The horrific crash of tank cars carrying highly flammable Bakken crude oil killed 47 people in the small Quebec town of Lac Megantic in 2015 and there has been a movement to retire them ever since.

The federal government originally decided to phase out the CPC 1232 cars by April 1, 2020, then is September announced that date had been moved up to November 1, 2018.

Transport Canada confirmed to Energi News that it “has not been approached to delay the phase out of unjacketed CPC 1232 tank cars.”

How many CPC 1232 cars are we talking about? Well, according to the government, 21,367.

“We continue to be surprised that this issue isn’t at the forefront for Notley and for investors,” investment analyst Dan Tsubouchi wrote in the Stream Asset Financial Management’s blog.

Tsubouchi estimates that CPC 1232 cars carry 700 barrels of light crude oil (15 million barrels in total) and 55o barrels of heavy (11.75 million barrels). If we assume a train takes 60 days to make a round trip from Canada to US customers, the daily crude rail shipping capacity represented by these tankers is about 196,000 b/d.

It would appear that the federal government is removing far more crude by rail capacity that the Alberta government is added.

Tsubouchi is clearly worried this is the case: “Our fear is that this…will widen differentials and reduce crude by rail volumes.”

Dan Tsubouchi, chief market strategist, Stream Asset Financial Management.

His concern is offset to some extent because the railways have been adding the new, safer DOT-117J tankers to the national fleet for several years.

According to Rory Johnston, energy economist with Scotiabank, the latest data from the National Energy Board shows that as of September, 270,000 b/d of crude oil is being shipped by rail.

He told Energi News in an interview that volumes are expected to jump to 300,000 b/d or more by the end of the year and rise to 400,000 b/d by the end of 2019.

“The challenge here is that we expect that [Enbridge’s 375,000 b/d] Line 3 pipeline is going to come on at the end of 2019 and that will erode a good chunk of the demand for oil-by-rail,” he said.

“But it also probably would make it so that oil by rail is starting at a better starting point and I think they will be better able to keep up with the incremental demand at least for the next year after that.”

Calculating how much new crude by rail capacity will be available when Alberta’s spanky new “unit trains” (locomotives and tankers dedicated to moving only crude oil) arrive is made even more difficult by Cenovus Energy’s recent decision to contract with CN for 100,000 b/d over three years.

Bottom line?

If we were advising the Notley special envoys, we would be strongly recommending don’t wait, act now to focus on stopping the [federal government] from accelerating the phase out of jacketed CPC-1232 tank cars,” Tsubouchi wrote in his blog. 

He’s right. The unjacketed tankers could perhaps help in the transition from now until the new tankers are built.
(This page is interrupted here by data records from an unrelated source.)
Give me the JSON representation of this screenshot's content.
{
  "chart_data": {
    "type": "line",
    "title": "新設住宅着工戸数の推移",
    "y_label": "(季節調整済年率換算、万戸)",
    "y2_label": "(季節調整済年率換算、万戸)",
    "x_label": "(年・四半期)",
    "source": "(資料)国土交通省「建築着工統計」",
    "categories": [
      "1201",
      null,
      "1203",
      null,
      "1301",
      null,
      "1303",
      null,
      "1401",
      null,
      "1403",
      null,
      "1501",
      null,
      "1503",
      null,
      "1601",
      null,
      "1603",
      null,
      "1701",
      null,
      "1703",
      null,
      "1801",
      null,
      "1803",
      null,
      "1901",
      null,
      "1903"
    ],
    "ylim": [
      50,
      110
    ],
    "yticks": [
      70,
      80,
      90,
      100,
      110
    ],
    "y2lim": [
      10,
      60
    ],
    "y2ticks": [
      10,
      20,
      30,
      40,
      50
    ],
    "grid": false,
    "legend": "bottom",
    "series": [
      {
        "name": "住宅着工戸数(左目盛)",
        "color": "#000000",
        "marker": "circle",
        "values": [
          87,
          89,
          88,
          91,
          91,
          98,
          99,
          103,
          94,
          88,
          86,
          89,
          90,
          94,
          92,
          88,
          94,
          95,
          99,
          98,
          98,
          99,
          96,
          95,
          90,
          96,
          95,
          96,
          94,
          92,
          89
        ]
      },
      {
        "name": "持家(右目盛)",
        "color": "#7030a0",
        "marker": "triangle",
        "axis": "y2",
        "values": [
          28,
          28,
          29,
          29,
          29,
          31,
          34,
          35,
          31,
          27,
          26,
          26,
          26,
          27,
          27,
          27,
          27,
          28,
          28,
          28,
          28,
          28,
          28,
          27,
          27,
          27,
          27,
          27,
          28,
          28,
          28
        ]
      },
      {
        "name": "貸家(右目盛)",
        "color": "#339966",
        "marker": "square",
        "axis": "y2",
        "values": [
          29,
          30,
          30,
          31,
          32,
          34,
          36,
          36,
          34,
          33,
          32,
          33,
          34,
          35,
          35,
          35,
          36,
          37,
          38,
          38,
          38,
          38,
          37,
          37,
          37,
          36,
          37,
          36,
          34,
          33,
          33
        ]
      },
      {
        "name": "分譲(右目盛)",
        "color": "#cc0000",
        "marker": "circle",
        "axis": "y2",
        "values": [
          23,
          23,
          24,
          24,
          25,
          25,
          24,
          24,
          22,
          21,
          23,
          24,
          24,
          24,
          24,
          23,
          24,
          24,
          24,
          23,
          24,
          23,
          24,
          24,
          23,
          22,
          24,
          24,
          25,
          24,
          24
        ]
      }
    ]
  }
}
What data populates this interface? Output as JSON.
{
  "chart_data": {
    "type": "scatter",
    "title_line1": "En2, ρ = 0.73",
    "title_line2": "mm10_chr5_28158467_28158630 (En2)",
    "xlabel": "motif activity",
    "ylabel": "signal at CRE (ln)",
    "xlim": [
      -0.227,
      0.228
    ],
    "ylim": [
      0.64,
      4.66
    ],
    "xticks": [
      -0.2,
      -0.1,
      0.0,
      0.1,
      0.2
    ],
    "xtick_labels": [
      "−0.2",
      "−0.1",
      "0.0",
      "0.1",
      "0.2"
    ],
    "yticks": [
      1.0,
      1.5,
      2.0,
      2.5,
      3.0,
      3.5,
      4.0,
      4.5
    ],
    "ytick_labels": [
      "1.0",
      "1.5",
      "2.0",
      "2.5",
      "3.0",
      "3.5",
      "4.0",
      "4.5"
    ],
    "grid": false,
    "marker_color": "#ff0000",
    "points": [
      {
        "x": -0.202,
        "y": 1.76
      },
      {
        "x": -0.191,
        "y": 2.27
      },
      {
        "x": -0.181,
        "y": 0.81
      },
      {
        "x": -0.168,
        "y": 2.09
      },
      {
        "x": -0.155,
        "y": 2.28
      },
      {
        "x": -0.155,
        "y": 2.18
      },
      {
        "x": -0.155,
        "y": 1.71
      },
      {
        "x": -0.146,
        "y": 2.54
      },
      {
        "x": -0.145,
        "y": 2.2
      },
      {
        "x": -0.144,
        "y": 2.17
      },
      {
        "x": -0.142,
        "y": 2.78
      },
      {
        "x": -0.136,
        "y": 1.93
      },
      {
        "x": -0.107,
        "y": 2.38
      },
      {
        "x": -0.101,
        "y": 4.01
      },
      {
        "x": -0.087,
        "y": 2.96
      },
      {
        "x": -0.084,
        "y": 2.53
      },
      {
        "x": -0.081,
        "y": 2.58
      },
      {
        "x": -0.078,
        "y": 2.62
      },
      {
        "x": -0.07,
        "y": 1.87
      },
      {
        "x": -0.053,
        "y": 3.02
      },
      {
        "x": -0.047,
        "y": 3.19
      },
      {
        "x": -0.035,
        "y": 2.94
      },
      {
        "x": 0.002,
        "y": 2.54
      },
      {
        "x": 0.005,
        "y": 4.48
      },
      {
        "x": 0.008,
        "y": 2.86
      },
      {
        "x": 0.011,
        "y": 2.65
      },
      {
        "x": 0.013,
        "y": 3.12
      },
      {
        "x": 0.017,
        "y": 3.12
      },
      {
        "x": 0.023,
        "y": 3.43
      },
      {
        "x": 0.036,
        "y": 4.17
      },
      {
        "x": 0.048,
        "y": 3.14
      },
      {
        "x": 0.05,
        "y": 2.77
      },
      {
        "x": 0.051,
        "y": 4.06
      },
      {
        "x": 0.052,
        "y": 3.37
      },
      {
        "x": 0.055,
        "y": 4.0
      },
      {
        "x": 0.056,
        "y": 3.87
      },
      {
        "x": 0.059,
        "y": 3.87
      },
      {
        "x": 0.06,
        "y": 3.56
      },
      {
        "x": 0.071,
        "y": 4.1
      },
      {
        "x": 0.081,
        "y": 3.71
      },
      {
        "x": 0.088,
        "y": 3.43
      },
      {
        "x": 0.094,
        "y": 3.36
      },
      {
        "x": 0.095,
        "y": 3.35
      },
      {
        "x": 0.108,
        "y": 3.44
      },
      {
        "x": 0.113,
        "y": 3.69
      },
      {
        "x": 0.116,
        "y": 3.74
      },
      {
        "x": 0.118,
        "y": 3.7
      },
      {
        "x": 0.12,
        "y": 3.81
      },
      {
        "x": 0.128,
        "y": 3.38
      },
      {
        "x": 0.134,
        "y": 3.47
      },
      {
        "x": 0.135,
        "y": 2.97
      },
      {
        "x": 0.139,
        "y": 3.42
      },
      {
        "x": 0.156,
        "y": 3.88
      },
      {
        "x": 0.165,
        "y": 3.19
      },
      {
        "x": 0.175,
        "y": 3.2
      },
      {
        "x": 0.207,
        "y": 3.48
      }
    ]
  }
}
Given the magnitude of the problem – Notley says the WCS/WTI differential costs the Canadian economy $80 million a day – there is a good argument to give Transport Minister Marc Garneau the “go slow” sign for six to 12 months while Alberta’s market access problem is sorted.

Alberta produces about 250,000 barrels a day more than can be shipped using existing pipeline and rail capacity, according to the government. The Alberta Petroleum Marketing Commission is already negotiating with suppliers and manufacturers.
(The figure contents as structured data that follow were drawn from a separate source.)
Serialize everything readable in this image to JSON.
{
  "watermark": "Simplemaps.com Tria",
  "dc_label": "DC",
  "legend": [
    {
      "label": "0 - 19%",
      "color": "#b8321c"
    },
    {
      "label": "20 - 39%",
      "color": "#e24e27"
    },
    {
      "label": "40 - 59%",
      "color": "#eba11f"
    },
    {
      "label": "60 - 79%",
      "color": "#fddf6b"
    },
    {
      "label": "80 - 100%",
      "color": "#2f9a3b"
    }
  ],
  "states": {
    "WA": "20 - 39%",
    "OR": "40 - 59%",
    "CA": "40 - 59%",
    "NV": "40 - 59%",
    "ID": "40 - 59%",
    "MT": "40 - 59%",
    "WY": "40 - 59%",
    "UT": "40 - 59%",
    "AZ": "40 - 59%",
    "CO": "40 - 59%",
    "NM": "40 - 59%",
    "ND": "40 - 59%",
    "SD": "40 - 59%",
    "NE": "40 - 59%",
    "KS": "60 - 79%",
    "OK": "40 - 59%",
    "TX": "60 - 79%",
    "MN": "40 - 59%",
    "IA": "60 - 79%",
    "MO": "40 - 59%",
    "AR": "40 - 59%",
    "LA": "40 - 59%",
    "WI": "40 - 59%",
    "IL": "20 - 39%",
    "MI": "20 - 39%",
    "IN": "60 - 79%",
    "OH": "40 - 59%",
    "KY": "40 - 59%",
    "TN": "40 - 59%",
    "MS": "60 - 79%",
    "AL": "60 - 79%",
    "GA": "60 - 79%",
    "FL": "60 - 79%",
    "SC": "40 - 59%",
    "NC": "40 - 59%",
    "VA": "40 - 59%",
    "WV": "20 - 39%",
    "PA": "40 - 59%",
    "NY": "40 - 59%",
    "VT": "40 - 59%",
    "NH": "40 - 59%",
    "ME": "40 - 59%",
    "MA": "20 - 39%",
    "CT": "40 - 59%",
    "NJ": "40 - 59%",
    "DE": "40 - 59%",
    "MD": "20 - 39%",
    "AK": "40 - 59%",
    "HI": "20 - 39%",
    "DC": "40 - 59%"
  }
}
About 15,000 b/d of capacity would be available at first, rising to the full 120,000 b/d by August, 2020. Notley thinks that will narrow the oil price gap by up to $4 per barrel, generate more than $1 million per day in new federal revenues, and provide smaller producers with a more affordable option to move their oil to market, according to the release.
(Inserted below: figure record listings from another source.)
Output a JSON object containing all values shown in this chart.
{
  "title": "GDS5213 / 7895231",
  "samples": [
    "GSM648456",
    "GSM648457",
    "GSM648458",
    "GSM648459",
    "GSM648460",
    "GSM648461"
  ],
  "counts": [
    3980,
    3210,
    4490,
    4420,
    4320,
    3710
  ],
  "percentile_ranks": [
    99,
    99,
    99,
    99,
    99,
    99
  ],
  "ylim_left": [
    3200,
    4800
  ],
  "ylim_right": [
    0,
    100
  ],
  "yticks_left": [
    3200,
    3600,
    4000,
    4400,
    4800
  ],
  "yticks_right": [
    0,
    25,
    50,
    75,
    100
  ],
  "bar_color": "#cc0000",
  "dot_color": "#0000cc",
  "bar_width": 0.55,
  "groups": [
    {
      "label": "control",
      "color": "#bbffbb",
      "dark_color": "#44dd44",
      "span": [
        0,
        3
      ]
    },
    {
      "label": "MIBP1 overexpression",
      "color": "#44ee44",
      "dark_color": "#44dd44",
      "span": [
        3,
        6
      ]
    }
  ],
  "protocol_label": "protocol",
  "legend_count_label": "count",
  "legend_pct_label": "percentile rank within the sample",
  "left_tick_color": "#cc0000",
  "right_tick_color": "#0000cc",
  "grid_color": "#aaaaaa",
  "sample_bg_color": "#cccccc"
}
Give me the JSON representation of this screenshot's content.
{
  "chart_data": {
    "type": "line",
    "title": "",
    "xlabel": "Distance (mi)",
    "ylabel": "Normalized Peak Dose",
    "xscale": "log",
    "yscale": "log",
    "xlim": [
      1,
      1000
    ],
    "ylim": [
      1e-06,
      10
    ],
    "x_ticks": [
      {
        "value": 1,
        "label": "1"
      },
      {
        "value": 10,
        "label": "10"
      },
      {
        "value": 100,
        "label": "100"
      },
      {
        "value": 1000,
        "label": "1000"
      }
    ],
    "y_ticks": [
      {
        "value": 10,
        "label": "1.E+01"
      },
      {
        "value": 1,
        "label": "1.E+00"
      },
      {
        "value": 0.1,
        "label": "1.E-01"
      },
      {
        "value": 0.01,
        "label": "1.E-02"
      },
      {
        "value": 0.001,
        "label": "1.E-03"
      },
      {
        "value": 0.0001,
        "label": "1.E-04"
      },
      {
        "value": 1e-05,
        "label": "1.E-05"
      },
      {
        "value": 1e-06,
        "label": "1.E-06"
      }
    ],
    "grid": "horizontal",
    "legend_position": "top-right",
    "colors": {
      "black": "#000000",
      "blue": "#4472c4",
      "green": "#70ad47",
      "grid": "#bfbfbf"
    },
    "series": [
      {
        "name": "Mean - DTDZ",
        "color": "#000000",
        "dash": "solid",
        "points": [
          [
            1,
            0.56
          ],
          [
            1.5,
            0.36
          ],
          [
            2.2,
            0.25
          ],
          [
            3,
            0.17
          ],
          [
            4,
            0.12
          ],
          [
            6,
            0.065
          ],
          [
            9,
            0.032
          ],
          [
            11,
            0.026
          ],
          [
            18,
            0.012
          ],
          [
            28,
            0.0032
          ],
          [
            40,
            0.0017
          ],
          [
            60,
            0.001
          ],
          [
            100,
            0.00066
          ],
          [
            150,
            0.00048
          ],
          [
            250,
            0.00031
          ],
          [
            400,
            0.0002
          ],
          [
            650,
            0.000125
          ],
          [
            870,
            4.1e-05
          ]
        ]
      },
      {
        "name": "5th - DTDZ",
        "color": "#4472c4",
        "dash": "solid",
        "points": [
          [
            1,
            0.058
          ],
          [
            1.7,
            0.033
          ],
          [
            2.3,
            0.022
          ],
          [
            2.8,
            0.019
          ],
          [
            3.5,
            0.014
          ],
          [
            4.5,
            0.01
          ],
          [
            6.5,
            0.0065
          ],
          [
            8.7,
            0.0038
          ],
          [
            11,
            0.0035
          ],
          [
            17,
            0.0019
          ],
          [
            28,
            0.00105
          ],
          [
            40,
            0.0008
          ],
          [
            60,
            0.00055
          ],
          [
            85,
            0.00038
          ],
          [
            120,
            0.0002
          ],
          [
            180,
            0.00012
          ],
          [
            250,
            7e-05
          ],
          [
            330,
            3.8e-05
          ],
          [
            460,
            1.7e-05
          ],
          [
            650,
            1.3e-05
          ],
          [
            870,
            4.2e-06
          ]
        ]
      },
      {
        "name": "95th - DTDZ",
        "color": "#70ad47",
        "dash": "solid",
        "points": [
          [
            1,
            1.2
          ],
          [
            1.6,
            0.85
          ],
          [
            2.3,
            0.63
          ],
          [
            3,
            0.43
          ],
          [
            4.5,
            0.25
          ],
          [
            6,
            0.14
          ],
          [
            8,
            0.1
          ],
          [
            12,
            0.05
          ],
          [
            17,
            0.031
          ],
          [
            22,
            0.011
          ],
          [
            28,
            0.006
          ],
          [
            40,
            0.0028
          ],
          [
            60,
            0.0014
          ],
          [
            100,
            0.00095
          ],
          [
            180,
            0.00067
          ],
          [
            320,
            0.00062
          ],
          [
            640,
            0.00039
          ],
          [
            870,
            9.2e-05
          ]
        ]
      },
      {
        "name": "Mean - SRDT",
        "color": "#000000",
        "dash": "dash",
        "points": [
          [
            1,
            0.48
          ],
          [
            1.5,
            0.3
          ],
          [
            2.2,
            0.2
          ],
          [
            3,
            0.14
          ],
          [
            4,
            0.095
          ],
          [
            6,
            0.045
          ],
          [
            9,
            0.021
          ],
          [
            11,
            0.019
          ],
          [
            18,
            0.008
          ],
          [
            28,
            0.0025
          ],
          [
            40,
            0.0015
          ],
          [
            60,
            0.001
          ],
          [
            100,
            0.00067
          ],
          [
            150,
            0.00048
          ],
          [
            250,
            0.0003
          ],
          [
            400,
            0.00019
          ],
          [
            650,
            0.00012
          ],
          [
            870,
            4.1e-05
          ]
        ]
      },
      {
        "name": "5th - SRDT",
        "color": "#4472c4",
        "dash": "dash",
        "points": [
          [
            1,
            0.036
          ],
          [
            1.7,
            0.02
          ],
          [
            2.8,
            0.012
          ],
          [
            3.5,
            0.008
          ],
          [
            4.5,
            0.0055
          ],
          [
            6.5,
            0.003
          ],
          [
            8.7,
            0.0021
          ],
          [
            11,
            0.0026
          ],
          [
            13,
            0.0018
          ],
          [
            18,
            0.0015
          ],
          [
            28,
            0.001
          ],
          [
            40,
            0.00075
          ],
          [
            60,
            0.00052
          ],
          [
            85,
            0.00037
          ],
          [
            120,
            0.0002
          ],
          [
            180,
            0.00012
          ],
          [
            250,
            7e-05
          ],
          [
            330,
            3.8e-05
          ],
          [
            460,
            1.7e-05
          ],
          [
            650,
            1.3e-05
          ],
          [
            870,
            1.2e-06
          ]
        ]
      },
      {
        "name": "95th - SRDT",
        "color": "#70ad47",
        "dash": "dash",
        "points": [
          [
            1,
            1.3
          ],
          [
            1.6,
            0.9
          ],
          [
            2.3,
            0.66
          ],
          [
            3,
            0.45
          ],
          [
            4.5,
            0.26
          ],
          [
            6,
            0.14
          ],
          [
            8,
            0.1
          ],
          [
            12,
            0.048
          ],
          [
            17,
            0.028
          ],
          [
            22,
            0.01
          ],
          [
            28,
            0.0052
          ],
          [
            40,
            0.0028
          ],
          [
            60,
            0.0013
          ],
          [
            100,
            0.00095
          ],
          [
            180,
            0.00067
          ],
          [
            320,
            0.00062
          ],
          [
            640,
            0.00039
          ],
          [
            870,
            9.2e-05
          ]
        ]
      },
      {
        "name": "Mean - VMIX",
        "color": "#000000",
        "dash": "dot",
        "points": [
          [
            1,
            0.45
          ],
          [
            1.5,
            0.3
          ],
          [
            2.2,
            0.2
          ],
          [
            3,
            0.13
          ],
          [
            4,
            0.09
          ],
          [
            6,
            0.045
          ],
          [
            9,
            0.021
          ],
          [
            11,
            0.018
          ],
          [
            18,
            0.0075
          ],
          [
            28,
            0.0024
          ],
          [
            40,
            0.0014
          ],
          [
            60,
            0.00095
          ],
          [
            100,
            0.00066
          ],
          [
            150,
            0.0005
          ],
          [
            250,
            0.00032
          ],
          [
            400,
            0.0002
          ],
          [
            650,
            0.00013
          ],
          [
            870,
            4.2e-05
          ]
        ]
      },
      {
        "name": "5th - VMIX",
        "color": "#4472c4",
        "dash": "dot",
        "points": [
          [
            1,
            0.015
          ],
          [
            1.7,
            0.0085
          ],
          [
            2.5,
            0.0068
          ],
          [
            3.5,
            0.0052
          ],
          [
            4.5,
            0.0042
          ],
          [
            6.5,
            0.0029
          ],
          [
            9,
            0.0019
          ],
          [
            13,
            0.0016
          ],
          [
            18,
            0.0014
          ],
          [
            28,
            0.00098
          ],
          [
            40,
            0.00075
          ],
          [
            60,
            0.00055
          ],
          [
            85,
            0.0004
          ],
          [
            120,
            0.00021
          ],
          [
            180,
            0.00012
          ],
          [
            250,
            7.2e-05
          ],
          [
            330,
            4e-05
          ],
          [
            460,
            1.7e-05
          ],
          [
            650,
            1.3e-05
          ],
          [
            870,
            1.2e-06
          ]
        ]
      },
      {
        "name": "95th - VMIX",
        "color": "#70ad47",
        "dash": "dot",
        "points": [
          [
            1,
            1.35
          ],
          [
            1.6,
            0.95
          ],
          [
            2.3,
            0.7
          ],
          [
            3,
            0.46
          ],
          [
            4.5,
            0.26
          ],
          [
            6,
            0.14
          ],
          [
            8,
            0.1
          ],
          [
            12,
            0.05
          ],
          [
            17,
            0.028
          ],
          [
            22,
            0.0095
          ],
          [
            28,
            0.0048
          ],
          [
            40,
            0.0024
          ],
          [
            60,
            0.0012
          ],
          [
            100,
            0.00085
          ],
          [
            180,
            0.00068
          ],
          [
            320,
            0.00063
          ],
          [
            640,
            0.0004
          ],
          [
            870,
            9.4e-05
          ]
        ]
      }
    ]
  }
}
Last week, the Premier said she had written to Ottawa asking the senior government to cost-share the project, but had not received a reply.

Perhaps it’s time to write another letter poking the Prime Minister for a response, also asking that he kindly stop taking oil tankers out of the system for a few months.

The Alberta producers shutting in over 100,000 b/d of output and those selling their crude for less than it costs to get it out of the ground would probably appreciate the gesture.